Medium and high current SSR's dissipate heat during switching. When using an SSR this problem of heat dissipation must be managed. It is very important to select the correct heatsink to allow maximum performance from the SSR. The use of the correct heatsink has a direct influence on the maximum load current that can be switched and the maximum ambient temperature of the SSR. To assist with heat dissipation a thermal pad should be used between the relay and heatsink, or alternatively thermal conductive grease can be used. For very high performance applications, air cooling may also be necessary. Failure to manage the generation of heat by the SSR during switching may damage the SSR and lead to product failure.

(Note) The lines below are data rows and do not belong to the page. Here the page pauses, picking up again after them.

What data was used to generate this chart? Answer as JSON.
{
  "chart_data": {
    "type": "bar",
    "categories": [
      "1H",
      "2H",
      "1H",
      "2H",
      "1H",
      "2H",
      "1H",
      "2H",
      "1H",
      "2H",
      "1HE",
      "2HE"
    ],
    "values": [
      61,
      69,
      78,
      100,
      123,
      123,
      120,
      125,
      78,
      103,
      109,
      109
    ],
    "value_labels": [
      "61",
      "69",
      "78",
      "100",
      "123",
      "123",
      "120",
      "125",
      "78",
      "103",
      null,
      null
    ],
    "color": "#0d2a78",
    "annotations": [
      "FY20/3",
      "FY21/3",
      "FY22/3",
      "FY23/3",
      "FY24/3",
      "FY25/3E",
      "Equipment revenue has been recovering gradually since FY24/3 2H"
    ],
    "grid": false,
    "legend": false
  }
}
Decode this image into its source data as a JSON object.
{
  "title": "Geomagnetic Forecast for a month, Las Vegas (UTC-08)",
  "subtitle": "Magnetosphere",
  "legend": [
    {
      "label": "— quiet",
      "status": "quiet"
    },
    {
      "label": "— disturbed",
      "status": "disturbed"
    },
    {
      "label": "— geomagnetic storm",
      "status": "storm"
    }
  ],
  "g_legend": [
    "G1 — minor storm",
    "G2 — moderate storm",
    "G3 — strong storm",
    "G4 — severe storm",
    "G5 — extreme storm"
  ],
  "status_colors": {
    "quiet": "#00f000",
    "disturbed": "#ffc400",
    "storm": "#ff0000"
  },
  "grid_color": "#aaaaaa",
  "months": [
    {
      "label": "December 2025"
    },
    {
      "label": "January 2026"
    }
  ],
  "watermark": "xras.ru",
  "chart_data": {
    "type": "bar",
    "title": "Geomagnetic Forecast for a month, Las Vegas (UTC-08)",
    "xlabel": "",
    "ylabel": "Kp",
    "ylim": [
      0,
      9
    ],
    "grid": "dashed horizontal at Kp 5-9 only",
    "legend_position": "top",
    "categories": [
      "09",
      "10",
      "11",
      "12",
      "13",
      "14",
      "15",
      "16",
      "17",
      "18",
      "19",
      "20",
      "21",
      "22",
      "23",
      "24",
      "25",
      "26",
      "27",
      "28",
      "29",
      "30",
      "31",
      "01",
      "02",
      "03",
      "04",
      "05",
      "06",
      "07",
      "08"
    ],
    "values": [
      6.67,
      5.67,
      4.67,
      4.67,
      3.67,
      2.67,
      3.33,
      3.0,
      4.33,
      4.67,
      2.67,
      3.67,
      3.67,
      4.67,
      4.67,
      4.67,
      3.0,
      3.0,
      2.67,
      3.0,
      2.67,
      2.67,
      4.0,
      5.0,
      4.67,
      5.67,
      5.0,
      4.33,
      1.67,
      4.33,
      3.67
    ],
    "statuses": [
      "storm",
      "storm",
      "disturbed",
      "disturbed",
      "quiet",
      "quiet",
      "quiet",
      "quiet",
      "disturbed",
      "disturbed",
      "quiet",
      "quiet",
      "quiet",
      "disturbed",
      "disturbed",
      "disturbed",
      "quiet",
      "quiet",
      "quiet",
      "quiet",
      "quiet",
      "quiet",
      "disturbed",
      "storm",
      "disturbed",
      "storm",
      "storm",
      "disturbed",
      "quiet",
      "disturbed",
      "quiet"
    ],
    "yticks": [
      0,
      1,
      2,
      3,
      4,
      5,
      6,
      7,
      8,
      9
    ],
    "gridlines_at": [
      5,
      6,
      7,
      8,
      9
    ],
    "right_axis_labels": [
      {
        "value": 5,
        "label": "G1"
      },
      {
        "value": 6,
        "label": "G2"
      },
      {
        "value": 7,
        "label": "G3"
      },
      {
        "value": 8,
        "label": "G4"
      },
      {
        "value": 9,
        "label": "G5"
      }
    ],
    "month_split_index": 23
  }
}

We can use a simple thermal model to calculate the heat dissipation as follows:

TJ-TA=P X RJA

In the above formula TJ stands for the junction temperature of the power parts of semiconductor(℃), TA stands for the ambient temperature (℃), P stands for general power consumption (W) and RJA stands for thermal resistance (℃/W) from junction to ambient. The thermal resistance of simplified SSR relays is made up of two parts as follow: RJA=RJC+RCA. In the formula, RJC stands for thermal resistance from junction to case and RCA stands for the thermal resistance from case to ambient.

For example, when we calculate the heat dissipation of KS15/D-24Z25, RJC of this relay is about 1.2℃/W, RCA is about 8.5℃/W. The max. allowable junction temperature is 12℃ and the power consumption is P=U x I. When the current is 10A or below 10A, the TRIAC voltage drop is about 1.1V. The formula of product without heat sink is show as follow, 125- TA=1.1 X I X (1.2+8.5).

According to the above formula, the max. current is 9.3A at 25℃ambient temperature and 6A at 60℃ ambient temperature when the product dose not add a heat sink.

If we add HF92B-120 heat sink to this relay and the reference thermal resistance is about 1.1℃/W. Neglecting the thermal resistance from SSR metal base to heat sink, and the voltage drop is about 1.25V on full load current. The formula will be 125- TA=1.5 X I X (1.2+1.1). Max. ambient temperature will be 40℃ when the operating current is 25A and the max. current will be 18A when the ambient temperature is 60℃. Due to the different heat sink types, the corresponding thermal resistance changes. So there are different current values under corresponding ambient temperature.